Veterans Affairs Secretary David Shulkin promised rapid resolution to problems afflicting the Washington, D.C. VA medical center outlined in a new inspector general report.
“I do believe we have the ability to fix these issues,” he said. “We will have an electronic inventory system in place here in Washington like we have at most of our other medical centers by Monday, and we have a full time team right now working to make sure that happens.”
The IG identified serious issues with the medical center’s inventory management system — or lack thereof.
“It was extremely disturbing to us, what we found,” VA IG Michael Missal told the Federal Drive with Tom Temin.
The IG found there has been no inventory management system at the Washington, D.C. VA medical center since the failure to implement a new experimental system in May 2015. Because of this, the center didn’t know what supplies it had or needed. There was also no way to track which equipment and supplies were subject to safety recalls, or to keep them from being used on patients.
The report also motivated the department to walk back an internal promotion in favor of an official from outside the facility.
“After further consideration, it was determined that naming an acting director from outside the facility would allow leadership to concentrate on addressing the many challenges identified in the OIG report, without compromising the ongoing internal review,” the department said in an April 12 news release.
Originally, VA announced the promotion of Dr. Charles Faselis to the director position, following the standard line of succession. But after the OIG issued the report, the agency instead decided on Col. Lawrence Connell, currently the senior adviser on policy matters focusing on development, adoption and implementation of department-wide programs and strategic issues.
In an April 13 press conference, VA Secretary David Shulkin said he chose Connell because he wanted someone from his personal staff in charge of putting the situation in order.
“Patient safety is paramount, and we took these actions with this in mind,” Shulkin said.
The OIG report in question stemmed from a confidential tip that the medical center had serious problems.
The OIG rapid response team found that the medical center had previously run out of dialysis bloodlines, oxygen nasal tubing, cement used for bone replacements, certain needles, surgical devices and vascular patches, forcing staff to borrow from other nearby medical facilities or delay procedures.
OIG staff also found a storeroom that was missing alcohol pads, slipper socks, denture cups and certain wound dressings. Several hours later, only the alcohol pads had been restocked.
They also found reports of instances where expired surgical equipment had been used in operations, and expired testing equipment used to determine the sterility of instruments due to the lack of an inventory system.
“Certainly, patients were put at unnecessary risk,” Missal said. “We know procedures were either postponed or cancelled. Our continuing work is going to include looking very closely to see if there was any patient harm.”
In addition, the OIG found 18 out of 25 sterile storage areas were dirty, some mixing clean equipment and supplies with dirty. Some also lacked environmental controls, security or measures to reduce cross-contamination.
Despite regulations saying that certain property needed to be inventoried yearly, the OIG found that more than $150 million of equipment and supplies had not been inventoried in the past year.

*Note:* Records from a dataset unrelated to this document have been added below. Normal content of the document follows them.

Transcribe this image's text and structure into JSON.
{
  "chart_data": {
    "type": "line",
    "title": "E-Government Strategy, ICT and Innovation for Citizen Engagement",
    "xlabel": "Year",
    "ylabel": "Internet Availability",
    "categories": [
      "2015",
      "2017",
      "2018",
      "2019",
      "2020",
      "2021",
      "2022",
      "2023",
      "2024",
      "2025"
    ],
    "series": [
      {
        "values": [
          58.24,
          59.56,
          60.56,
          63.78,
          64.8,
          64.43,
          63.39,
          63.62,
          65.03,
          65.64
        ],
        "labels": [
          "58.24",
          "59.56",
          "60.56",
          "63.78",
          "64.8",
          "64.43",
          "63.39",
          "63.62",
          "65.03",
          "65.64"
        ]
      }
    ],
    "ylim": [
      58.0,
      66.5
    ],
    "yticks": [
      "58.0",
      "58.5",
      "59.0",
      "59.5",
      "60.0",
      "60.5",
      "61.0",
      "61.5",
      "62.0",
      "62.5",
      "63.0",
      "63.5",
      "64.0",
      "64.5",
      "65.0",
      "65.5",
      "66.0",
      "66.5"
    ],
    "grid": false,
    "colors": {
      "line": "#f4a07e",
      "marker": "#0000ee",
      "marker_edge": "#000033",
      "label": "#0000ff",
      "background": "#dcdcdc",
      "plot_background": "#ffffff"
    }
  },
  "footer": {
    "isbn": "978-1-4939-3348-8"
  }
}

Finally, the IG found that a number of senior positions that shouldn’t be impacted by the hiring freeze because they were patient-facing and thus exempted, were left empty, depriving the center of leadership that could have made a difference in rectifying these issues. These positions include the associate VA medical center director, the nurse executive, the chief of logistics, assistant chief of logistics and supply technicians.
And what leadership did exist may have been looking the other way.
“We understand that a number of senior officials at VA were aware of at least some of these issues for some time,” Missal said. “Again, that’s what we’re going to be looking at more closely in our continuing work there.”
While VA had sent in temporary staff to help solve these problems, including a logistics chief, technicians and Veterans Integrated Network Staff, the OIG said it would take a much larger, more coordinated effort to fix the situation.
Missal said that these inventory systems and procedures should be standardized across the Veterans Health Administration. While he said he hasn’t heard of anything like these conditions outside of the Washington D.C. center, the OIG would be taking a look at medical centers in other regions to ensure these problems aren’t systemic.
Sens. Ben Cardin (D-Md.) and Chris Van Hollen (D-Md.) weighed in with a joint press release.
“The idea that these unsatisfactory conditions even existed at the Washington, DC VA Medical Center — much less that they were allowed to continue for so long — is unacceptable. The VA’s swift action to remove and replace the director is a commendable first step, but the underlying problems must be addressed immediately and protections put in to place so this never happens again — here or at any other VA center,” the statement said.